Experienced players stood up ... we've relayed critical messages about what makes us such a good team to the new players. Past players including Rochelle Martin and Farah Palmer have made presentations. Rochelle lost everything in a burglary which she said brought home how much her medals and jerseys meant to her. Farah talked about the culture of the team, where we had started from ... we've worked hard at restoring key values of the Black Ferns.
Did you have a childhood hero?
Kelly Slater (Australian surfing legend). Surfing is my other passion. I loved how consistent he was.
You have played for an Italian club ...
The Italians are just so passionate. Something would happen on the field and they would go off verbally with their hands waving. We took an overnight train to Rome for a game and the girls got me a croissant and coffee for breakfast. I was expecting spaghetti on toast. I thought 'how can I play on that?'
Who is a character in the team?
Victoria Subritzky-Nafatali is a laugh. On one tour she took a cuddle-buddy thing that looked like a cow as her pillow on the plane. She gives out strange nicknames - she started calling me E-Duzel recently. I've got no idea what it means. I hope it doesn't stick.
Has the game got tougher?
Yes. My body is a lot sorer these days.
What would you like to see changed in rugby?

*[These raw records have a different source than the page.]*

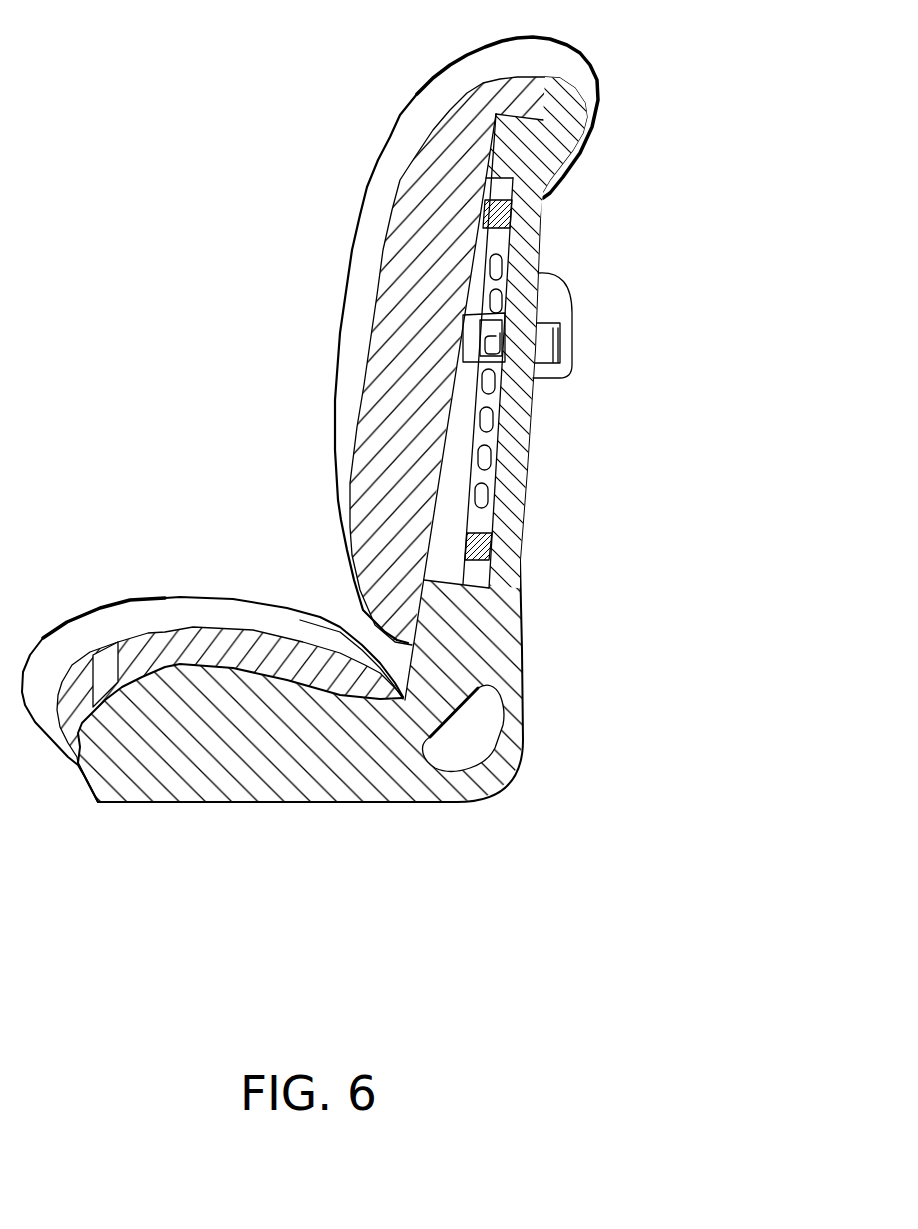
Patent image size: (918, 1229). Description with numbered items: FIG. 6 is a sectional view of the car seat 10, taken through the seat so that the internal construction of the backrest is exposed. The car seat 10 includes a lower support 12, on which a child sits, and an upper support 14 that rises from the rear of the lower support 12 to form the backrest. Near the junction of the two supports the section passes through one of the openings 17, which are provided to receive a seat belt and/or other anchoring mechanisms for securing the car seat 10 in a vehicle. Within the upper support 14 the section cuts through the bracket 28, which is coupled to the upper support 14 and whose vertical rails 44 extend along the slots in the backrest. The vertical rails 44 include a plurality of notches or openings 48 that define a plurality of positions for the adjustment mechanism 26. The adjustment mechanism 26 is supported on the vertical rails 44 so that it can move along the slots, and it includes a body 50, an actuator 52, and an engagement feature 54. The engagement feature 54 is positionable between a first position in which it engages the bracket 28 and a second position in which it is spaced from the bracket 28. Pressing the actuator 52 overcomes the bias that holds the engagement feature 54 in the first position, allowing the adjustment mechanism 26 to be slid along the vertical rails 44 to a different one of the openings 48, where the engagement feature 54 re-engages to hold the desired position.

The car seat 10 is at (372, 441).
The lower support 12 is at (173, 772).
The upper support 14 is at (390, 178).
The openings 17 is at (473, 740).
The adjustment mechanism 26 is at (479, 388).
The bracket 28 is at (508, 222).
The vertical rails 44 is at (563, 341).
The openings 48 is at (490, 458).
The body 50 is at (609, 314).
The actuators 52 is at (543, 345).
The engagement features 54 is at (466, 337).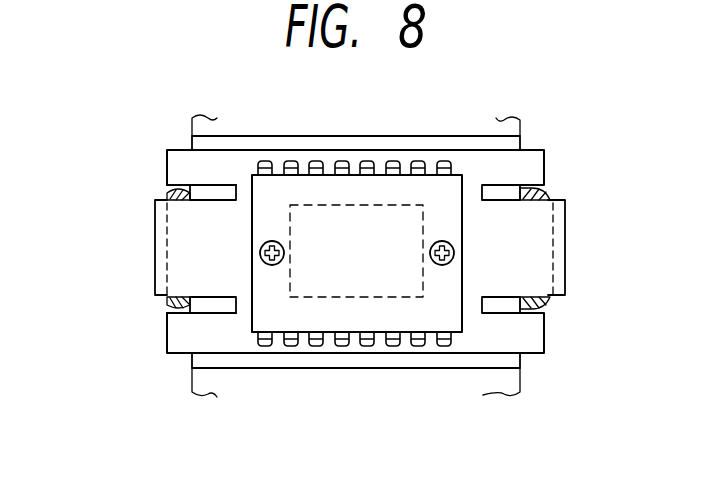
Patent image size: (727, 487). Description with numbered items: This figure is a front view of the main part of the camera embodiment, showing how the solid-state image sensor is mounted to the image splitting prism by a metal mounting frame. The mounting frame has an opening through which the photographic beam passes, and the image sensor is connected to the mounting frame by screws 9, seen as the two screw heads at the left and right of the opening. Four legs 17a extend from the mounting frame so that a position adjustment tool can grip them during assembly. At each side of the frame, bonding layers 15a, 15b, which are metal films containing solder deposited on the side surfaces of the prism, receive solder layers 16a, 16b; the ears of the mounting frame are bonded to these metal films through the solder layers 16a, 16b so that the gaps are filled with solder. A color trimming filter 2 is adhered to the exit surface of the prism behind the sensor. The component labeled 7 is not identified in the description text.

The color trimming filter 2 is at (507, 142).
The semiconductor device package 7 is at (356, 159).
The screws 9 is at (272, 266).
The bonding layer 15a is at (187, 296).
The bonding layer 15b is at (525, 297).
The solder layer 16a is at (168, 304).
The solder layer 16b is at (547, 307).
The legs 17a is at (175, 165).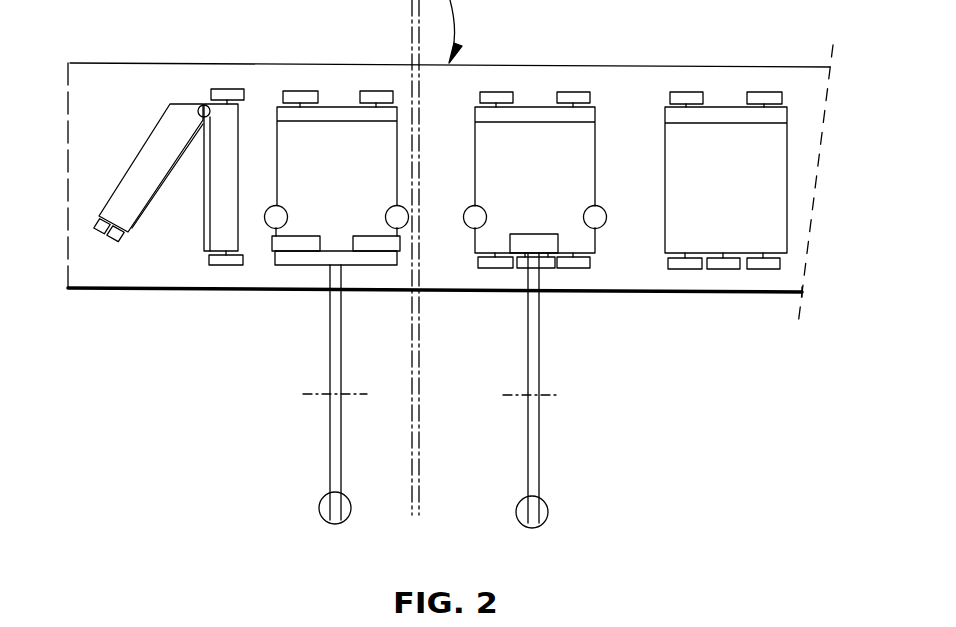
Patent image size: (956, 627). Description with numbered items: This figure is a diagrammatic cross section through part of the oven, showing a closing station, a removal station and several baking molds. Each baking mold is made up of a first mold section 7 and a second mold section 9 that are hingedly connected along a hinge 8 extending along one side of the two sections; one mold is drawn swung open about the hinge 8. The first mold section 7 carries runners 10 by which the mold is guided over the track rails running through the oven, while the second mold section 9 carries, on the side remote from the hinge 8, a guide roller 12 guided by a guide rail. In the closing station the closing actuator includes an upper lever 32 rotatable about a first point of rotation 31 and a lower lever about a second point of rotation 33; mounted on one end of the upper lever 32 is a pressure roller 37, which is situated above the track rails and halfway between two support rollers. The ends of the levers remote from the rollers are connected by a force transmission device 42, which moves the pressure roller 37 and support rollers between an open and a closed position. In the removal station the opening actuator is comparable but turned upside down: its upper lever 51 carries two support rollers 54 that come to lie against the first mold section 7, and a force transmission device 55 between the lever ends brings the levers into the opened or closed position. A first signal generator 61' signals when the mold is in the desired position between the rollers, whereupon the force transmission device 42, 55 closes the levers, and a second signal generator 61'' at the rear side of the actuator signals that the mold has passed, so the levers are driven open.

The first mold section 7 is at (232, 152).
The hinge 8 is at (203, 105).
The second mold section 9 is at (140, 152).
The runners 10 is at (230, 88).
The guide roller 12 is at (545, 269).
The first point of rotation 31 is at (556, 396).
The upper lever 32 is at (540, 433).
The second point of rotation 33 is at (533, 395).
The pressure roller 37 is at (534, 234).
The force transmission device 42 is at (548, 512).
The upper lever 51 is at (330, 426).
The support rollers 54 is at (292, 243).
The force transmission device 55 is at (319, 508).
The first signal generator 61' is at (449, 205).
The second signal generator 61'' is at (426, 201).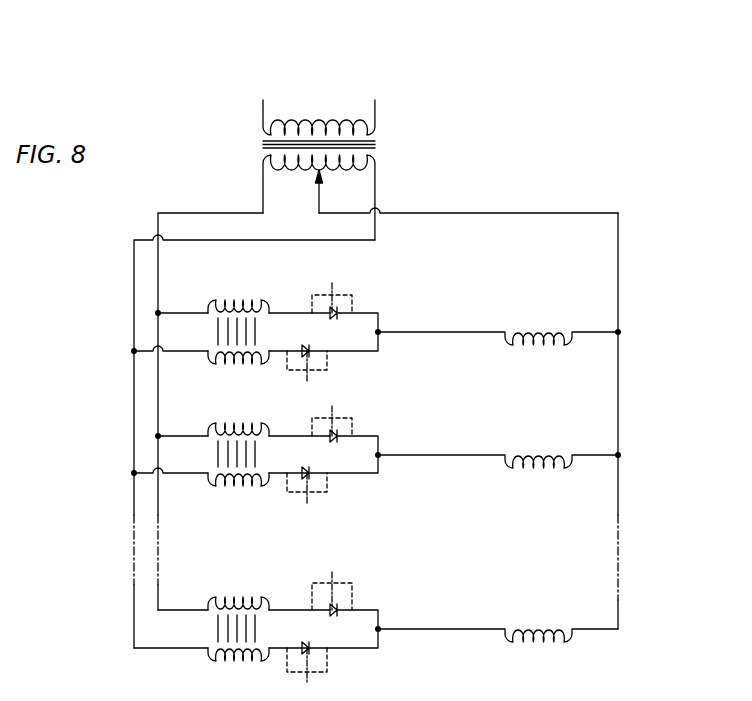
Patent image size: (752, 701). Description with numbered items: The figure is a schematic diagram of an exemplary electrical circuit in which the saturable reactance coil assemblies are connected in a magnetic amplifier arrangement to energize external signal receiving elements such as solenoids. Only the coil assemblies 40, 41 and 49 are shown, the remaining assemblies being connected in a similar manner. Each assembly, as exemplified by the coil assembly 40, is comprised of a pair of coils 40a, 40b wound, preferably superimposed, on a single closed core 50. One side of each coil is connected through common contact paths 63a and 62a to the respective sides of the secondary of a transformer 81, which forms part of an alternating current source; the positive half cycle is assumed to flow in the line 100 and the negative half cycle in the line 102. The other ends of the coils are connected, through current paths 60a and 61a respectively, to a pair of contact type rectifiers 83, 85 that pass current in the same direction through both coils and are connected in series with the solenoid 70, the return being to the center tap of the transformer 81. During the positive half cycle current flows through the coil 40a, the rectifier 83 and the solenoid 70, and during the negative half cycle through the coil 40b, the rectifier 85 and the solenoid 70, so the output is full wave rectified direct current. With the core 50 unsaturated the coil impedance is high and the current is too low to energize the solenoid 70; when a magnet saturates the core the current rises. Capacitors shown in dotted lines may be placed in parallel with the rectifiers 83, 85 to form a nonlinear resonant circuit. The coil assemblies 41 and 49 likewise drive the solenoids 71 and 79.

The transformer 81 is at (375, 147).
The line 100 is at (196, 207).
The line 102 is at (134, 252).
The common contact path 63a is at (180, 310).
The common contact path 62a is at (192, 357).
The coil assembly 40 is at (249, 329).
The coil 40a is at (270, 309).
The coil 40b is at (234, 359).
The closed core 50 is at (257, 332).
The current path 60a is at (297, 312).
The current path 61a is at (272, 357).
The rectifier 83 is at (339, 307).
The rectifier 85 is at (312, 357).
The solenoid 70 is at (541, 331).
The solenoid 71 is at (540, 450).
The solenoid 79 is at (541, 627).
The coil assembly 41 is at (248, 487).
The coil assembly 49 is at (240, 599).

The coverage we get and for all women's sport. I can understand the issues, but the Black Ferns have won four World Cups in a row and people don't know about it. When people do watch us play, they are quite surprised by the quality. The inclusion of sevens in the Olympics has created positive media for us.
Do you get paid?
On tour and in official camps. The amount changes. I hope one day there are contracts and the game is regarded as semi-professional. My school is supportive - it sees me as being a bit of a role model for the girls. Some players do struggle though.
If I play in the maximum five World Cup games I'll be on 46 tests - there is an incentive to become the first to reach 50. If I'm still enjoying it, I'll keep playing.